I remember hearing on many occasions in high school that those were 'the best years of my life'. That confused me at the time, seeing as how I was busy being a hostess at a local restaurant, staying at school until 11:00pm for play rehearsals, and struggling through Algebra II. I was sure when I graduated that if those were 'the best years of my life', I'd been completely ripped off.
It was the same in college. 'These are the best years of our lives!' we shouted over beer bongs and other questionable activities. While that might have been an acceptable justification for my first two years, by my last two years of college I was both working and going to school full time. Best years of my life? Please.
My rose-colored glasses have adjusted quite nicely to fit my woman-in-her-thirties face. Today, when I had to go to the swanky university down the street to get my fingerprints done for teaching, I looked toward the ivory tower and thought, 'Ah, college. Those were the days.'
Within thirty seconds, however, my mood changed. I had forgotten how maze-like college campuses are. I am convinced that all universities are planned and designed by people who understand just how much macaroni and cheese is consumed on the premises, and feel personally responsible for keeping the students walking as much as possible.
And then there is parking. I've gone to three different universities, and each one required a painful deposit for a parking pass every semester. What they never tell you is that your parking pass grants you access to the parking lot, but not a parking spot. Especially when you need one. Today, pass-less, I was forced to park in front of a meter. So on top of the $55 I just spent to clear my credential, the $85 I just spent to apply to be credentialed in another state, and the $30 I spent to get my fingerprints done, I spent my last two dollars in quarters to park for thirty minutes.

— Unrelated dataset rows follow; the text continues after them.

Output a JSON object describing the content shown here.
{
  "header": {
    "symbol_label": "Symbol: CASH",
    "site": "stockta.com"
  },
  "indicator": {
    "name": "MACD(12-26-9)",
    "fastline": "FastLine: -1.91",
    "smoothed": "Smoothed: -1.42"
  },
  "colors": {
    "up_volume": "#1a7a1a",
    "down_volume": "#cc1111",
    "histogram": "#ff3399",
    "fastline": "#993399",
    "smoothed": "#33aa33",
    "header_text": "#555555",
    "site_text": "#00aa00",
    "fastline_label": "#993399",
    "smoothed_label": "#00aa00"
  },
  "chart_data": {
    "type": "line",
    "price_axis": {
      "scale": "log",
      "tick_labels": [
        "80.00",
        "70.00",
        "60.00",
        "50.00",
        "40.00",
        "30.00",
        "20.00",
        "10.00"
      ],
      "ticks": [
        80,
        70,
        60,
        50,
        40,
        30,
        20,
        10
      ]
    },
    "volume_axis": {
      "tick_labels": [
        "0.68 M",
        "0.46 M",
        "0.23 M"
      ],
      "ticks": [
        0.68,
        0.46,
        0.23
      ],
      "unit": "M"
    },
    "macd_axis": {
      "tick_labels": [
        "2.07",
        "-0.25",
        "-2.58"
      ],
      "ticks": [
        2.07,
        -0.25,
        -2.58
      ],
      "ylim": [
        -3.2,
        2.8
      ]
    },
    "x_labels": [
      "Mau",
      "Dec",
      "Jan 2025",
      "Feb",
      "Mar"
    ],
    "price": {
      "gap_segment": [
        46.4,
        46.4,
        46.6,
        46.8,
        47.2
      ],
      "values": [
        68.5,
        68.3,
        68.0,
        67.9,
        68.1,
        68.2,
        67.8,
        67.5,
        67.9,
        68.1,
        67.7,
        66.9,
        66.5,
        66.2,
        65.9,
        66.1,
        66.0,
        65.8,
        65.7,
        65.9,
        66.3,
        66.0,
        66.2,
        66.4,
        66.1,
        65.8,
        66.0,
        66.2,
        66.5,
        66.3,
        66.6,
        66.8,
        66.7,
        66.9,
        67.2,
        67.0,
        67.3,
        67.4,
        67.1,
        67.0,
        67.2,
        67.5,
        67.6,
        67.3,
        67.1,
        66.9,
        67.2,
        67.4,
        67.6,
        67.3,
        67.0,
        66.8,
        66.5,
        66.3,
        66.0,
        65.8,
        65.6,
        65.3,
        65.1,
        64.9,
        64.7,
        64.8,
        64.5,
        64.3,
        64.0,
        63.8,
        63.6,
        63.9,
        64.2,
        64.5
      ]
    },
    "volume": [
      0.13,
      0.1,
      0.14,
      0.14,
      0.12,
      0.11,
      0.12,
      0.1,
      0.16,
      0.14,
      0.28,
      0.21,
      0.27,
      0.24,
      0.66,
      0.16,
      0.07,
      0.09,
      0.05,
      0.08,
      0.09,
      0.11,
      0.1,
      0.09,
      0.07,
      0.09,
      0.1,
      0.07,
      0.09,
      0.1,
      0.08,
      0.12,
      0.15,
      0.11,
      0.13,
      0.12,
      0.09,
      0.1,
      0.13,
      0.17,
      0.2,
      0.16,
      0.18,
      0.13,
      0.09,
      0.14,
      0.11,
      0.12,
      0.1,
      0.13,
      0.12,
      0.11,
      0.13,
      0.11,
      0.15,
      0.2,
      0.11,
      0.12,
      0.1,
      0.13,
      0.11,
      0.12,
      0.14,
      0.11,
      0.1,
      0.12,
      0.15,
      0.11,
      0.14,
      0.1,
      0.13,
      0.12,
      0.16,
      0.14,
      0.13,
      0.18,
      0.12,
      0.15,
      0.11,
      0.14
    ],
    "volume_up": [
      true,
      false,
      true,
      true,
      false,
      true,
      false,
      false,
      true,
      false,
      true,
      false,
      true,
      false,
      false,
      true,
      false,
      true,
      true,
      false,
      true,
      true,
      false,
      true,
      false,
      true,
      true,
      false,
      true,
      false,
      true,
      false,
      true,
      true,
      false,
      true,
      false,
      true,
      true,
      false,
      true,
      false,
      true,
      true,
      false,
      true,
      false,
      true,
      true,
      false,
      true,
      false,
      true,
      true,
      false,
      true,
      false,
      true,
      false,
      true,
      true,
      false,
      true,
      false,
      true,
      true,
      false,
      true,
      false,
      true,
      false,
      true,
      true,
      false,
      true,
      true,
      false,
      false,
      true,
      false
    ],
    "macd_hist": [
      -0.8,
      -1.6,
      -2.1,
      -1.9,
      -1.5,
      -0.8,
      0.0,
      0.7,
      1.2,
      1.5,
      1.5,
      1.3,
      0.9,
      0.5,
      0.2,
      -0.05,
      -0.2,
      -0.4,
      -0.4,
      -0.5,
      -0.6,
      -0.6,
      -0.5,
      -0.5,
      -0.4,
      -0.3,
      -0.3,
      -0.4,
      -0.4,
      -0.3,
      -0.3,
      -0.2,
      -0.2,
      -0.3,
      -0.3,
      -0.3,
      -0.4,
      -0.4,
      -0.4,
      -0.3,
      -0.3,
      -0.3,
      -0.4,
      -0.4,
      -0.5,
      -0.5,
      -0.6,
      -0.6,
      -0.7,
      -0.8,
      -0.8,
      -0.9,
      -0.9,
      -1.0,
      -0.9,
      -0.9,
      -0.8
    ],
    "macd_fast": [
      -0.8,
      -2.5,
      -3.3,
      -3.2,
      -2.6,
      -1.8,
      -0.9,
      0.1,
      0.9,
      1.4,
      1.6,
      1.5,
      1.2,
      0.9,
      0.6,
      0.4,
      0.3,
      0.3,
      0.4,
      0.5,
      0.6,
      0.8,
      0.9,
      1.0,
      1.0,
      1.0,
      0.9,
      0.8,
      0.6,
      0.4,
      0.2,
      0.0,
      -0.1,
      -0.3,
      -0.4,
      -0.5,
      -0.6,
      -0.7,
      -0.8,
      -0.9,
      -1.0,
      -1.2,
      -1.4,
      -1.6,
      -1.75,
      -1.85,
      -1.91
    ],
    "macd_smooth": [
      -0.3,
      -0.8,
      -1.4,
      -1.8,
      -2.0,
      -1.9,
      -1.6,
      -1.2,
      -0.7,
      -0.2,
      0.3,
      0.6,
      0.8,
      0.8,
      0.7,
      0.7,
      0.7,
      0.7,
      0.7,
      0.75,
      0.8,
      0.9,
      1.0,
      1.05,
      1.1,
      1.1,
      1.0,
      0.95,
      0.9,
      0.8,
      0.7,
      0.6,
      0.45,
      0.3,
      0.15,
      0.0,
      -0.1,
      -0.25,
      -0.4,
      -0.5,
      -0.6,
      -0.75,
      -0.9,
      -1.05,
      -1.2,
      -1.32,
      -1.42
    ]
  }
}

During my long walk to and from my car today, my mind wandered to rollerblading in my dorm parking lot my freshman year. I thought about my crazy writing teacher who actually believed I was good at what I want to do. I wondered if my mean British Lit teacher ever got over her hatred of males. I remembered going grocery shopping with my equally poor roommates and seeing how much money we could save with our Safeway Club Card. College was a lot of up and a lot of down. Like everything in life.
I suppose a woman in her thirties has to take time to reflect realistically on her past. High school was great-- parts of it. College was great too-- at times. My twenties were really fun-- for the most part. You get what I'm saying. The syllabus for Perspective 101 is custom-made, and apparently we are our own teachers. And our own students.